David Bowie released Blackstar on his 69th birthday, January 8, 2016, two days before his death. It was his parting gift to the world, a self-eulogy, hinting at the sacred and reveling in the profane. Blackstar is a concept album, but the concept is unnamed, or is the Un-nameable itself: facing death, living in its shadow. There is no clear story line, no single alter ego, no Ziggy Stardust or Aladdin Sane. Instead Bowie inhabits a collection of characters, taking listeners through aspects of their lives, using a myriad set of images - hospital beds, death masks, possession, trance, acts of passion and violence - that evoke Death and Transfiguration.
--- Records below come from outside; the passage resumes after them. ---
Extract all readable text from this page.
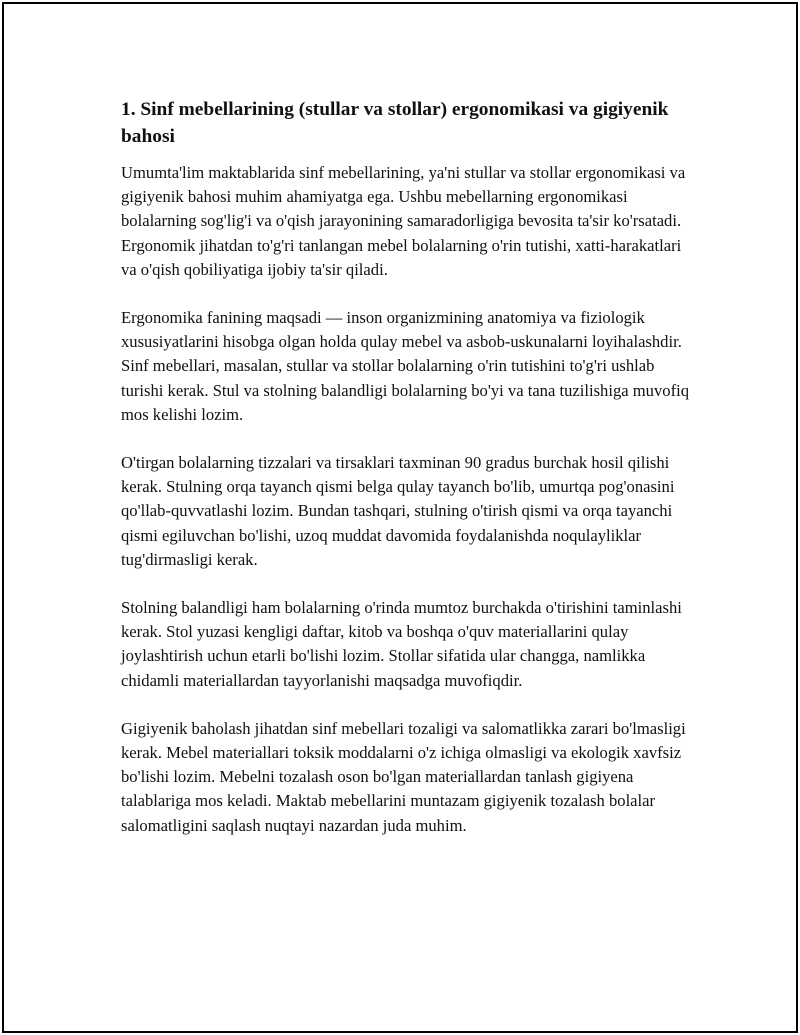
1. Sinf mebellarining (stullar va stollar) ergonomikasi va gigiyenik bahosi

Umumta'lim maktablarida sinf mebellarining, ya'ni stullar va stollar ergonomikasi va gigiyenik bahosi muhim ahamiyatga ega. Ushbu mebellarning ergonomikasi bolalarning sog'lig'i va o'qish jarayonining samaradorligiga bevosita ta'sir ko'rsatadi. Ergonomik jihatdan to'g'ri tanlangan mebel bolalarning o'rin tutishi, xatti-harakatlari va o'qish qobiliyatiga ijobiy ta'sir qiladi.

Ergonomika fanining maqsadi — inson organizmining anatomiya va fiziologik xususiyatlarini hisobga olgan holda qulay mebel va asbob-uskunalarni loyihalashdir. Sinf mebellari, masalan, stullar va stollar bolalarning o'rin tutishini to'g'ri ushlab turishi kerak. Stul va stolning balandligi bolalarning bo'yi va tana tuzilishiga muvofiq mos kelishi lozim.

O'tirgan bolalarning tizzalari va tirsaklari taxminan 90 gradus burchak hosil qilishi kerak. Stulning orqa tayanch qismi belga qulay tayanch bo'lib, umurtqa pog'onasini qo'llab-quvvatlashi lozim. Bundan tashqari, stulning o'tirish qismi va orqa tayanchi qismi egiluvchan bo'lishi, uzoq muddat davomida foydalanishda noqulayliklar tug'dirmasligi kerak.

Stolning balandligi ham bolalarning o'rinda mumtoz burchakda o'tirishini taminlashi kerak. Stol yuzasi kengligi daftar, kitob va boshqa o'quv materiallarini qulay joylashtirish uchun etarli bo'lishi lozim. Stollar sifatida ular changga, namlikka chidamli materiallardan tayyorlanishi maqsadga muvofiqdir.

Gigiyenik baholash jihatdan sinf mebellari tozaligi va salomatlikka zarari bo'lmasligi kerak. Mebel materiallari toksik moddalarni o'z ichiga olmasligi va ekologik xavfsiz bo'lishi lozim. Mebelni tozalash oson bo'lgan materiallardan tanlash gigiyena talablariga mos keladi. Maktab mebellarini muntazam gigiyenik tozalash bolalar salomatligini saqlash nuqtayi nazardan juda muhim.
Evan Ziporyn made Blackstar to honor Bowie and his influence, to immerse listerners in this amazing music, to live inside it and embody it. But also to transform it, in the spirit of Bowie and of the record itself. Even in these instrumental versions, the words and their meaning hover over the music, despite their absence, much like the 'spirit' figure in the first song: gone, but with a trace.
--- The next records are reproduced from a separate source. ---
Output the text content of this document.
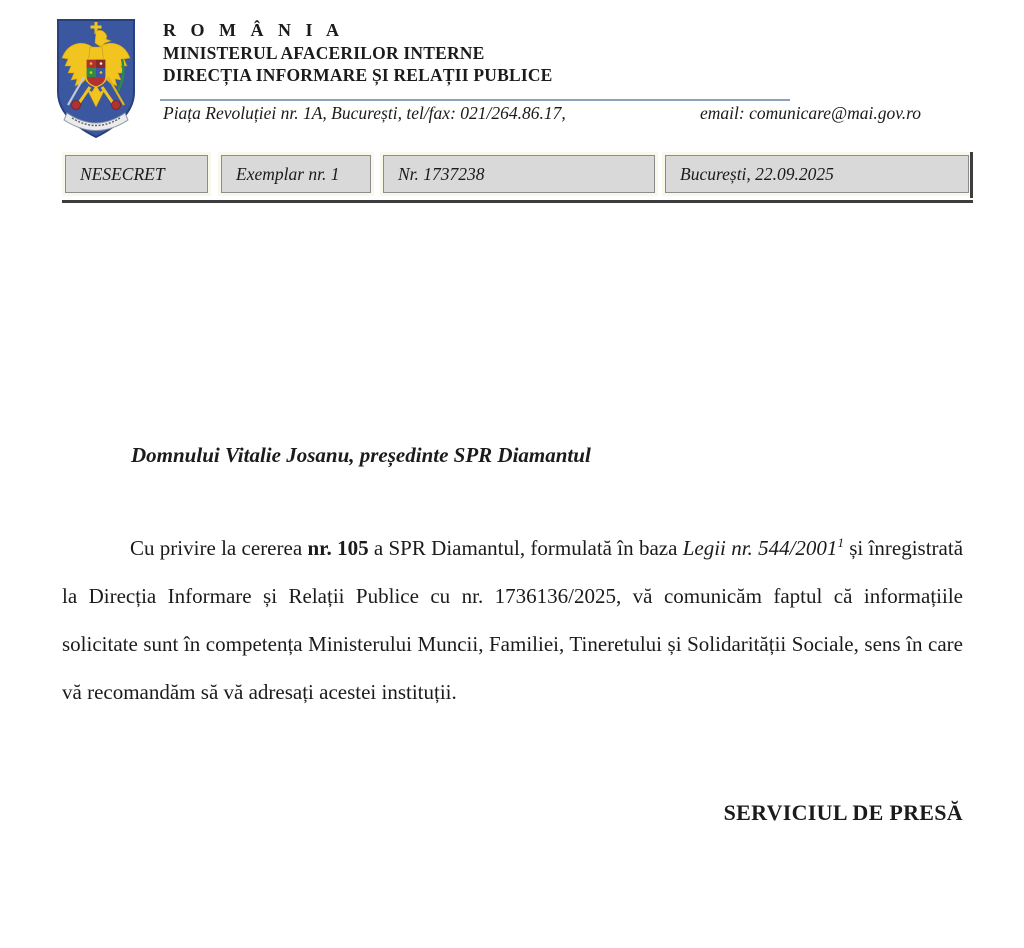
R O M Â N I A
MINISTERUL AFACERILOR INTERNE
DIRECȚIA INFORMARE ȘI RELAȚII PUBLICE
Piața Revoluției nr. 1A, București, tel/fax: 021/264.86.17,	email: comunicare@mai.gov.ro
NESECRET	Exemplar nr. 1	Nr. 1737238	București, 22.09.2025
Domnului Vitalie Josanu, președinte SPR Diamantul
Cu privire la cererea nr. 105 a SPR Diamantul, formulată în baza Legii nr. 544/2001$^1$ și înregistrată la Direcția Informare și Relații Publice cu nr. 1736136/2025, vă comunicăm faptul că informațiile solicitate sunt în competența Ministerului Muncii, Familiei, Tineretului și Solidarității Sociale, sens în care vă recomandăm să vă adresați acestei instituții.
SERVICIUL DE PRESĂ
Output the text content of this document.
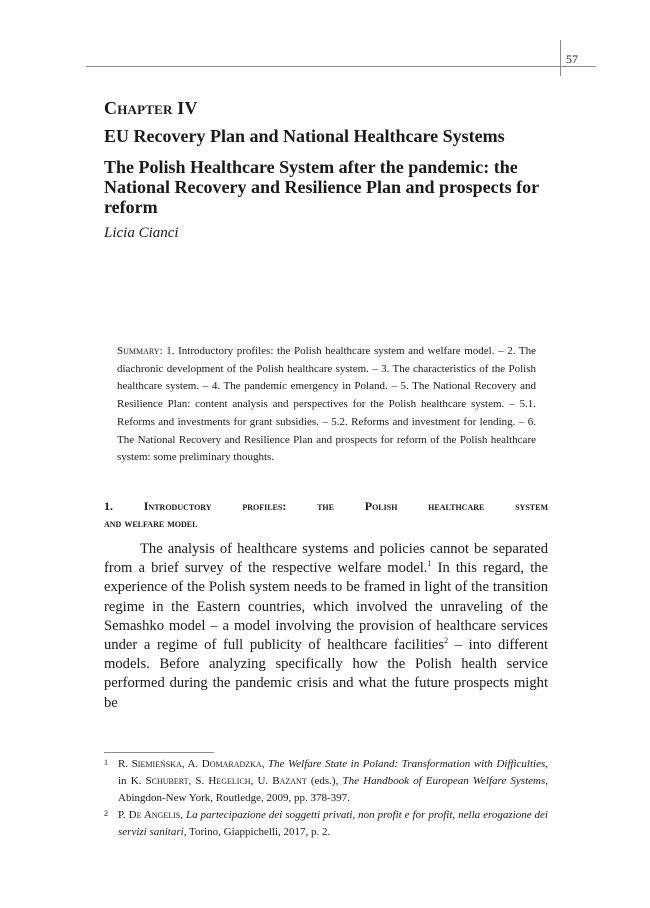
57
Chapter IV
EU Recovery Plan and National Healthcare Systems
The Polish Healthcare System after the pandemic: the National Recovery and Resilience Plan and prospects for reform
Licia Cianci
Summary: 1. Introductory profiles: the Polish healthcare system and welfare model. – 2. The diachronic development of the Polish healthcare system. – 3. The characteristics of the Polish healthcare system. – 4. The pandemic emergency in Poland. – 5. The National Recovery and Resilience Plan: content analysis and perspectives for the Polish healthcare system. – 5.1. Reforms and investments for grant subsidies. – 5.2. Reforms and investment for lending. – 6. The National Recovery and Resilience Plan and prospects for reform of the Polish healthcare system: some preliminary thoughts.
1.	Introductory profiles: the Polish healthcare system
and welfare model
The analysis of healthcare systems and policies cannot be separated from a brief survey of the respective welfare model.$^1$ In this regard, the experience of the Polish system needs to be framed in light of the transition regime in the Eastern countries, which involved the unraveling of the Semashko model – a model involving the provision of healthcare services under a regime of full publicity of healthcare facilities$^2$ – into different models. Before analyzing specifically how the Polish health service performed during the pandemic crisis and what the future prospects might be
1 R. Siemieńska, A. Domaradzka, The Welfare State in Poland: Transformation with Difficulties, in K. Schubert, S. Hegelich, U. Bazant (eds.), The Handbook of European Welfare Systems, Abingdon-New York, Routledge, 2009, pp. 378-397.
2 P. De Angelis, La partecipazione dei soggetti privati, non profit e for profit, nella erogazione dei servizi sanitari, Torino, Giappichelli, 2017, p. 2.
David Bowie's voice was unique and inimitable, his range matched by his stylistic breadth. Over his career, from album to album, but also within a single song, sometimes a single phrase, Bowie would shapeshift while always remaining himself. He could be a brooding rocker one moment and an English music hall star the next; he could start a phrase bel canto and end it like a blues man. He could be a jazz crooner, soul stylist, folk singer, sprech-stimmer, always sounding expressive and authentic. Because his 4-octave vocal range matches the cello almost exactly, Ziporyn knew Blackstar would be a cello concerto, with Maya Beiser as soloist. She transforms the instrument with each performance, whether she's playing Bach, Dvorak, Piazzolla, or Janis Joplin. In Blackstar she is vocalist one moment, lead guitarist the next, she evokes Bowie's spirit while never ceasing to be herself.